Interrogating the photogenerated Ir(iv) state of a water oxidation catalyst using ultrafast optical and X-ray absorption spectroscopy

Abstract

Using sunlight to drive molecular water oxidation catalysts for fuel formation requires understanding the single electron transfer events involved in catalyst activation. In an effort to photogenerate and characterize the highly reactive Ir(IV) state of the Ir(III)-based water oxidation catalyst Cp*Ir(ppy)Cl (ppy = 2-phenylpyridine), we have incorporated the complex into a covalent electron acceptor–chromophore–Cp*Ir(ppy)Cl triad, in which naphthalene-1,8:4,5-bis(dicarboximide) (NDI) is the electron acceptor and perylene-3,4-dicarboximide (PMI) is the chromophore.
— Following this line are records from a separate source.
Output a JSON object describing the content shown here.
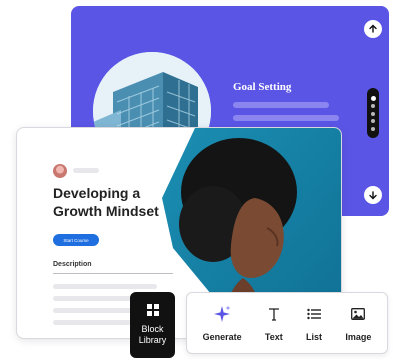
{
  "slide_back": {
    "title": "Goal Setting",
    "icons": {
      "up": "arrow-up-icon",
      "down": "arrow-down-icon"
    },
    "color": "#5b55e6",
    "pagination": {
      "total": 5,
      "active": 1
    }
  },
  "card": {
    "title": "Developing a Growth Mindset",
    "cta_label": "Start Course",
    "description_label": "Description",
    "cta_color": "#1f6fe0"
  },
  "block_library": {
    "label": "Block Library",
    "icon": "grid-icon"
  },
  "toolbar": {
    "items": [
      {
        "label": "Generate",
        "icon": "sparkle-icon"
      },
      {
        "label": "Text",
        "icon": "text-icon"
      },
      {
        "label": "List",
        "icon": "list-icon"
      },
      {
        "label": "Image",
        "icon": "image-icon"
      }
    ]
  }
}
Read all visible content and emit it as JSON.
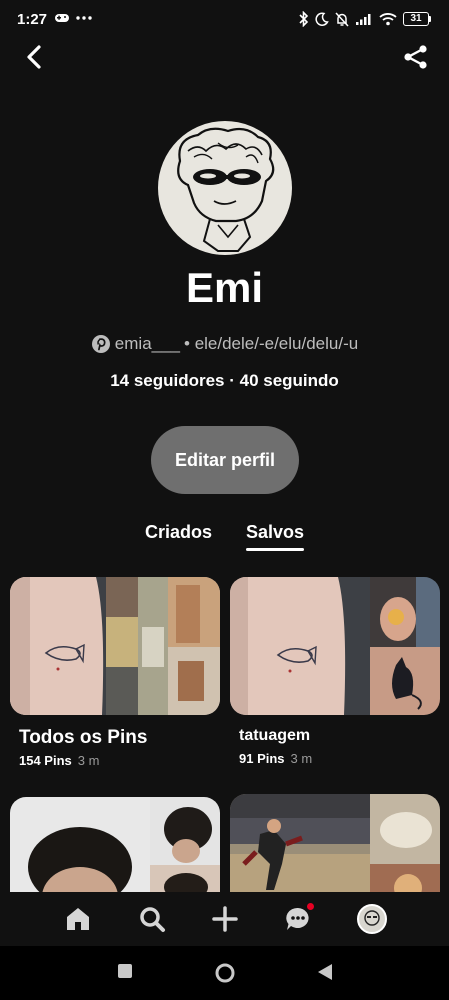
{
  "status_bar": {
    "time": "1:27",
    "battery": "31"
  },
  "profile": {
    "name": "Emi",
    "handle": "emia___",
    "pronouns": "• ele/dele/-e/elu/delu/-u",
    "followers_following": "14 seguidores · 40 seguindo",
    "edit_button": "Editar perfil"
  },
  "tabs": [
    {
      "label": "Criados",
      "active": false
    },
    {
      "label": "Salvos",
      "active": true
    }
  ],
  "boards": [
    {
      "title": "Todos os Pins",
      "pins": "154 Pins",
      "age": "3 m"
    },
    {
      "title": "tatuagem",
      "pins": "91 Pins",
      "age": "3 m"
    }
  ],
  "bottom_nav": [
    "home-icon",
    "search-icon",
    "plus-icon",
    "messages-icon",
    "profile-avatar"
  ],
  "colors": {
    "background": "#111111",
    "button": "#6f6f6f",
    "accent": "#e60023"
  }
}
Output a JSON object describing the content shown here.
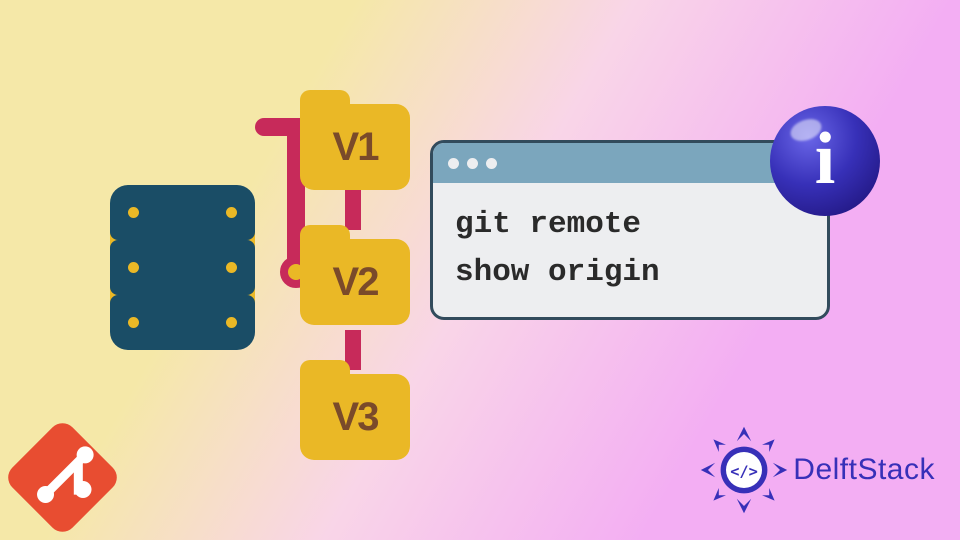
{
  "folders": {
    "v1": "V1",
    "v2": "V2",
    "v3": "V3"
  },
  "terminal": {
    "line1": "git remote",
    "line2": "show origin"
  },
  "info_glyph": "i",
  "brand": {
    "name": "DelftStack",
    "code_glyph": "</>"
  },
  "colors": {
    "server": "#1a4d66",
    "folder": "#EAB826",
    "connector": "#c72a5a",
    "git": "#e84d31",
    "info_orb": "#3730b8"
  }
}
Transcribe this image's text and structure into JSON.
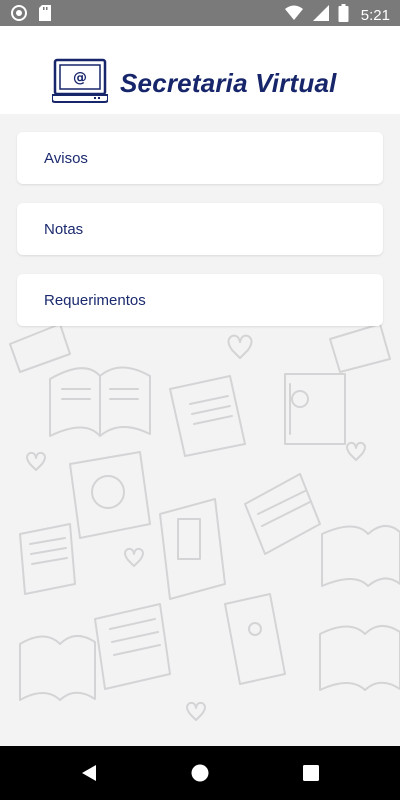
{
  "status_bar": {
    "time": "5:21",
    "icons": [
      "notification-icon",
      "sd-card-icon",
      "wifi-icon",
      "signal-icon",
      "battery-icon"
    ]
  },
  "header": {
    "title": "Secretaria Virtual",
    "logo_icon": "laptop-at-icon"
  },
  "menu": {
    "items": [
      {
        "label": "Avisos"
      },
      {
        "label": "Notas"
      },
      {
        "label": "Requerimentos"
      }
    ]
  },
  "nav_bar": {
    "buttons": [
      "back-icon",
      "home-icon",
      "recents-icon"
    ]
  },
  "colors": {
    "title": "#17266b",
    "menu_text": "#1b2a6e",
    "status_bar": "#7a7a7a",
    "nav_bar": "#000000",
    "card": "#ffffff",
    "background": "#f3f3f4"
  }
}
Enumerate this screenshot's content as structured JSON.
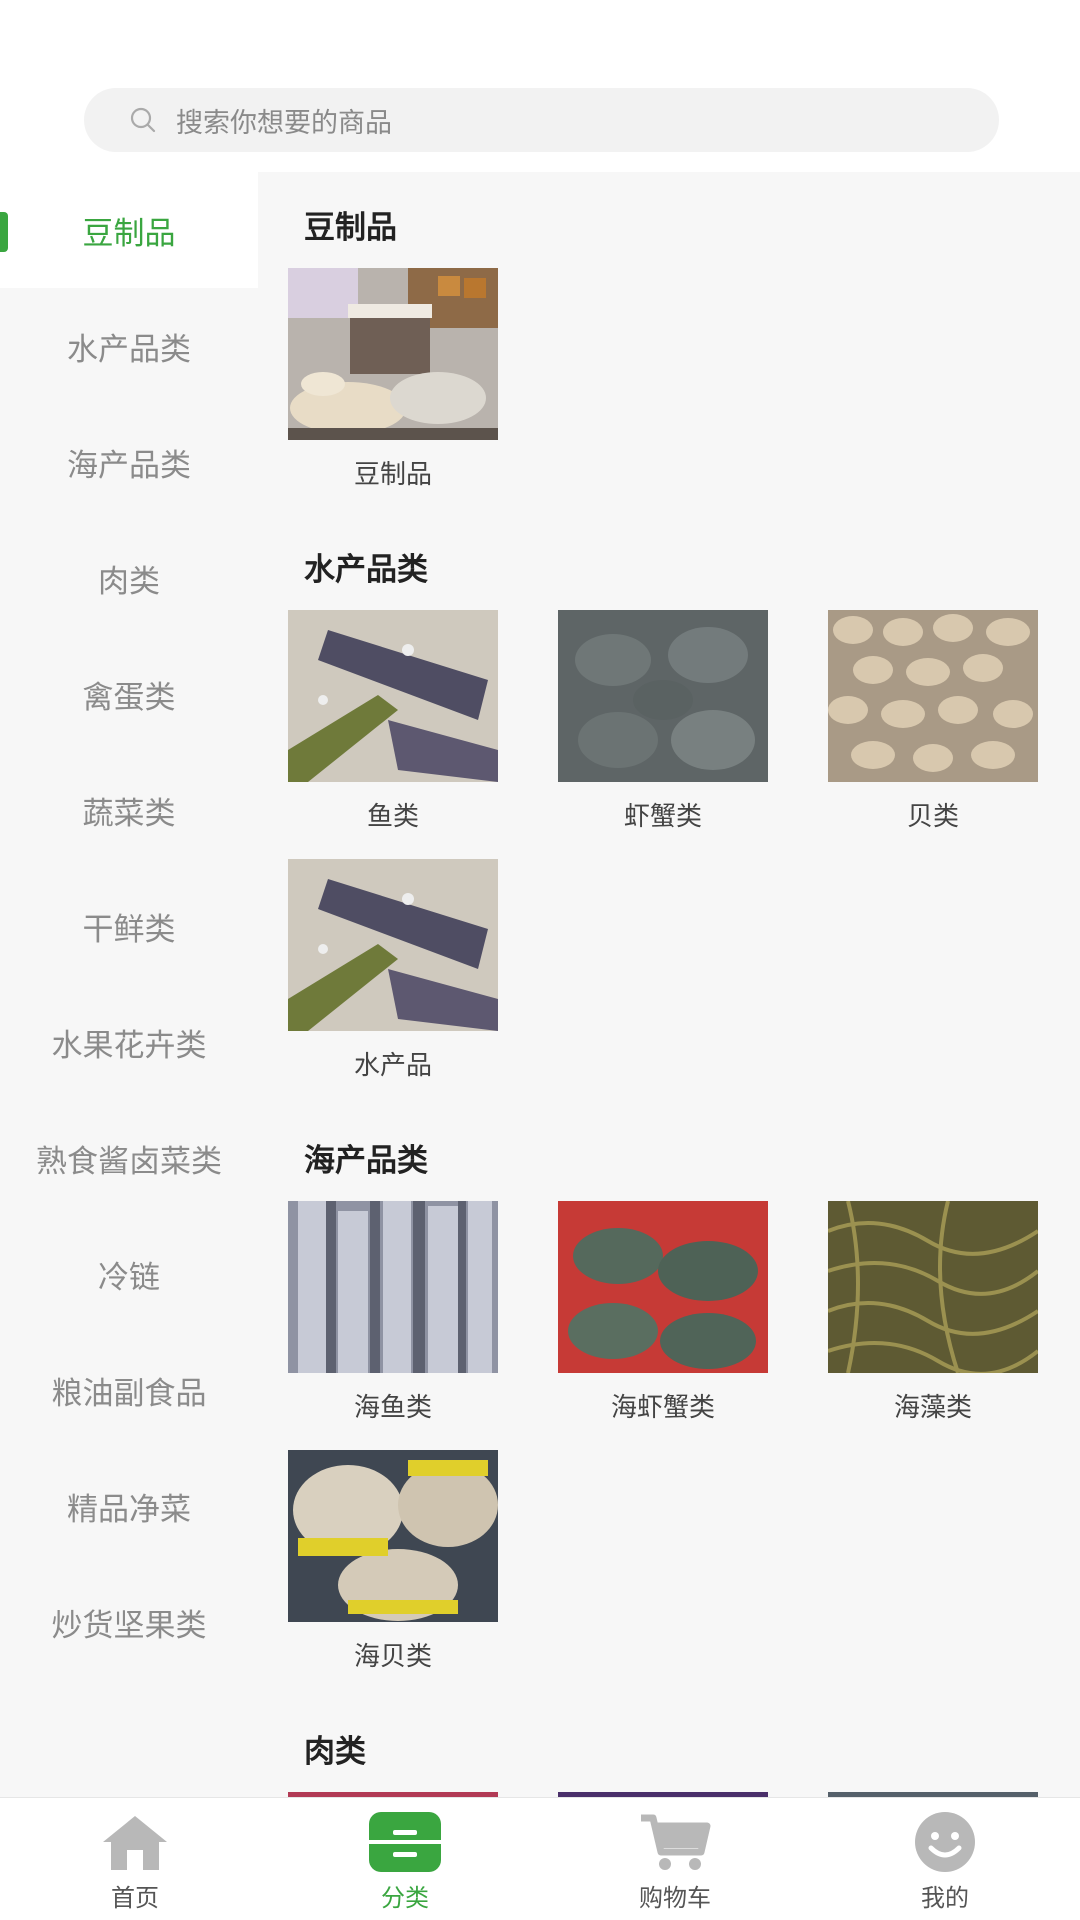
{
  "search": {
    "placeholder": "搜索你想要的商品"
  },
  "sidebar": {
    "items": [
      {
        "label": "豆制品"
      },
      {
        "label": "水产品类"
      },
      {
        "label": "海产品类"
      },
      {
        "label": "肉类"
      },
      {
        "label": "禽蛋类"
      },
      {
        "label": "蔬菜类"
      },
      {
        "label": "干鲜类"
      },
      {
        "label": "水果花卉类"
      },
      {
        "label": "熟食酱卤菜类"
      },
      {
        "label": "冷链"
      },
      {
        "label": "粮油副食品"
      },
      {
        "label": "精品净菜"
      },
      {
        "label": "炒货坚果类"
      }
    ],
    "active_index": 0
  },
  "sections": [
    {
      "title": "豆制品",
      "items": [
        {
          "label": "豆制品",
          "image": "tofu-products-photo"
        }
      ]
    },
    {
      "title": "水产品类",
      "items": [
        {
          "label": "鱼类",
          "image": "fish-photo"
        },
        {
          "label": "虾蟹类",
          "image": "crabs-photo"
        },
        {
          "label": "贝类",
          "image": "clams-photo"
        },
        {
          "label": "水产品",
          "image": "fish-photo"
        }
      ]
    },
    {
      "title": "海产品类",
      "items": [
        {
          "label": "海鱼类",
          "image": "hairtail-fish-photo"
        },
        {
          "label": "海虾蟹类",
          "image": "sea-crabs-photo"
        },
        {
          "label": "海藻类",
          "image": "seaweed-photo"
        },
        {
          "label": "海贝类",
          "image": "packaged-shellfish-photo"
        }
      ]
    },
    {
      "title": "肉类",
      "items": []
    }
  ],
  "tabbar": {
    "items": [
      {
        "label": "首页",
        "icon": "home-icon"
      },
      {
        "label": "分类",
        "icon": "category-icon"
      },
      {
        "label": "购物车",
        "icon": "cart-icon"
      },
      {
        "label": "我的",
        "icon": "profile-icon"
      }
    ],
    "active_index": 1
  },
  "colors": {
    "accent": "#3aa640",
    "inactive_icon": "#b8b8b8"
  }
}
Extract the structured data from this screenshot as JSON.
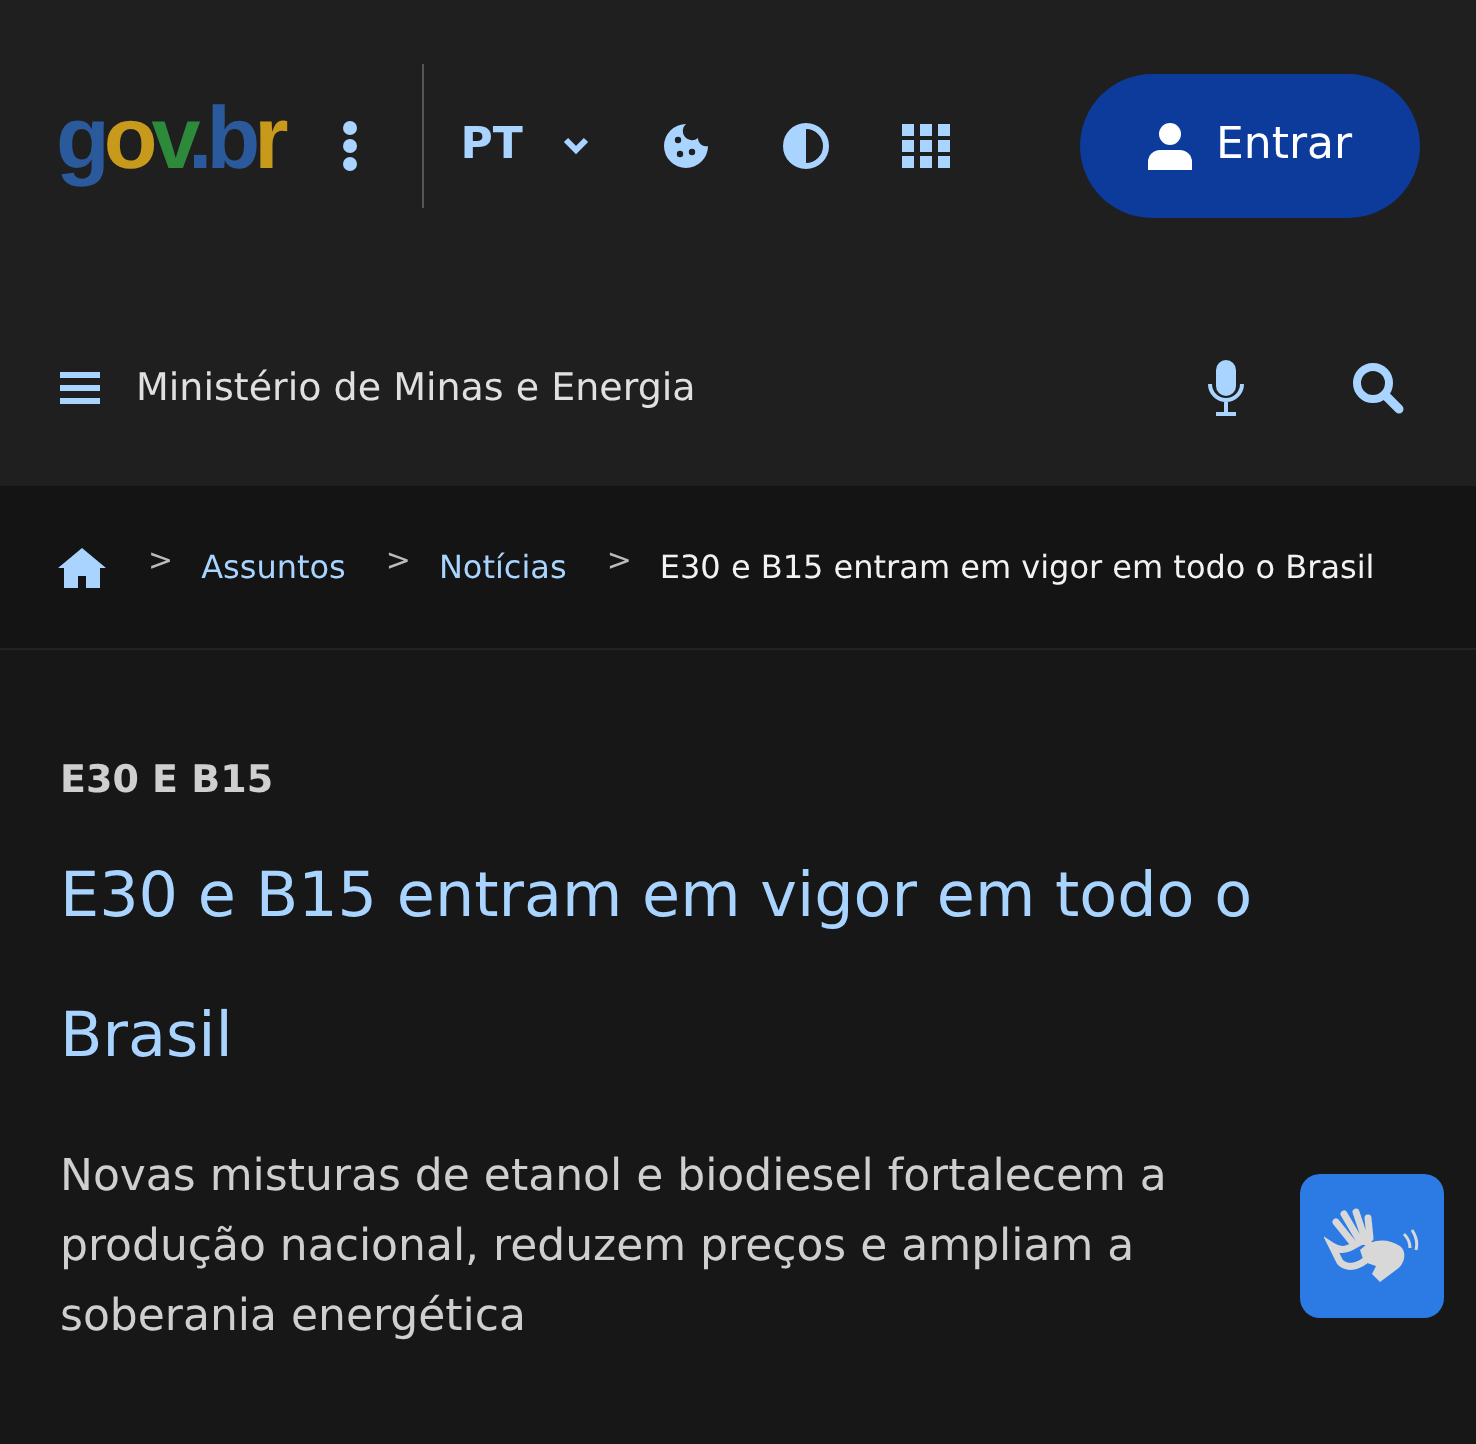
{
  "header": {
    "logo": "gov.br",
    "language": "PT",
    "login_button": "Entrar",
    "site_name": "Ministério de Minas e Energia"
  },
  "breadcrumb": [
    {
      "kind": "home"
    },
    {
      "kind": "link",
      "separator": ">",
      "label": "Assuntos"
    },
    {
      "kind": "link",
      "separator": ">",
      "label": "Notícias"
    },
    {
      "kind": "current",
      "separator": ">",
      "label": "E30 e B15 entram em vigor em todo o Brasil"
    }
  ],
  "article": {
    "tag": "E30 E B15",
    "title": "E30 e B15 entram em vigor em todo o Brasil",
    "subtitle": "Novas misturas de etanol e biodiesel fortalecem a produção nacional, reduzem preços e ampliam a soberania energética"
  }
}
Photoexcitation of the PMI chromophore in dichloromethane results in two competitive reactions: NDI–¹*PMI–Ir(III) → NDI–PMI˙⁻–Ir(IV) and NDI–¹*PMI–Ir(III) → NDI˙⁻–PMI˙⁺–Ir(III) that each proceed with τ < 5 ps, as determined by femtosecond transient absorption spectroscopy. Both intermediate ion pairs undergo charge shift reactions to produce NDI˙⁻–PMI–Ir(IV). The fully charge-separated ion pair has a lifetime of 17.2 ± 0.1 ns, and its photophysical behavior is similar in the more polar solvent benzonitrile. Time-resolved X-ray absorption measurements on the triad at 100 ps following PMI photoexcitation show a new absorption feature at the L_III-edge of Ir and a blue-shifted white-line peak, which provides direct evidence of a change in the Ir oxidation state from Ir(III) to Ir(IV), consistent with the photophysical measurements. Our work underscores the utility of ultrafast spectroscopy performed on covalent assemblies of electron donor–acceptor systems with solar fuels catalysts to generate and probe their higher valence states in ways that complement chemical or electrochemical oxidation and establish the nature of key intermediates implicated in their catalytic mechanisms.